Labradoodle. Just stop it, OK? I don't want to hear of any of these designer breeds cooked up just because they result in a clever name. I don't want to hear about any Pomertriever or Bassetweiler or Cockerpincher or any other compound hound. It just smacks of elitism, and that's not the message you want to send right now.

A Portuguese water dog is OK, I suppose, as long as it doesn't offend the Spaniards. According to the American Kennel Club, the PWD is a seafaring breed, which in a tidal area like Washington could come in handy if you believe these reports of the ice caps melting.

But I'm a little nervous about the dog's characteristics, which are described as "spirited, yet obedient."

I happen to have one of these "spirited yet obedient dogs, and the emphasis is clearly on the spirited, with obedient running a distant second.

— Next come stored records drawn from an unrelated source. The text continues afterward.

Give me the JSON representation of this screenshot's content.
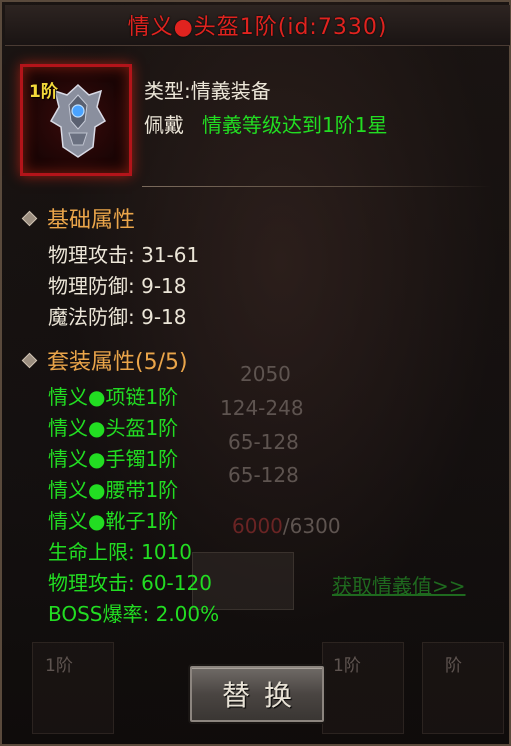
{
  "title": "情义●头盔1阶(id:7330)",
  "item": {
    "tier_badge": "1阶",
    "icon": "helmet-icon",
    "type_label": "类型:",
    "type_value": "情義装备",
    "wear_label": "佩戴",
    "wear_value": "情義等级达到1阶1星"
  },
  "base_attributes": {
    "heading": "基础属性",
    "stats": [
      "物理攻击: 31-61",
      "物理防御: 9-18",
      "魔法防御: 9-18"
    ]
  },
  "set_attributes": {
    "heading": "套装属性(5/5)",
    "pieces": [
      "情义●项链1阶",
      "情义●头盔1阶",
      "情义●手镯1阶",
      "情义●腰带1阶",
      "情义●靴子1阶"
    ],
    "bonuses": [
      "生命上限: 1010",
      "物理攻击: 60-120",
      "BOSS爆率: 2.00%"
    ]
  },
  "background": {
    "values": [
      "2050",
      "124-248",
      "65-128",
      "65-128"
    ],
    "progress_current": "6000",
    "progress_total": "/6300",
    "link": "获取情義值>>",
    "slot_labels": [
      "1阶",
      "1阶",
      "阶"
    ]
  },
  "buttons": {
    "swap": "替换"
  },
  "colors": {
    "title": "#e0231f",
    "green": "#22dd22",
    "heading": "#eaa54a"
  }
}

The bouvier des Flanders named Opie could be described as "spirited, yet even more spirited." He is so happy and spirited, in fact, that you can't punish him. Shake your finger at him, he licks it. Box him in the ears and he thinks that this is The Most Outstanding Thing that has happened to him all day. Insult and abuse he takes for encouragement and praise.

When you think about it, it's a pretty effective stratagem. At times, I wonder what would happen if someone like Barry Bonds would try this tact. The more you indicted him, the happier he would get.

Pretty soon, you give up trying to punish, because it is just no use.

So I'd be careful of these "spirited" dogs. The other sad thing is that this has broken down into a free-for-all between Portuguese water dog and labradoodle owners, each pushing their own mutt-related agendas. Looking through the political lens, I'm thinking that the Portuguese water dogs probably carry with them more votes (no sense offending the Iberian-American demographic), but labradoodle owners might be bigger campaign contributors.

It's a headache, no doubt. Maybe Obama should have promised a kitten. You never hear feline owners get into a fight over whether the Norwegian Forest Cat is superior to the Maine Coon. Or maybe you do and I just don't travel in those circles -- a fact that would make me feel truly blessed.

So in the end, the breed of presidential dog probably doesn't matter all that much. Just be sure it knows the basic commands: Come; sit; stay; and, where this Congress is concerned, veto.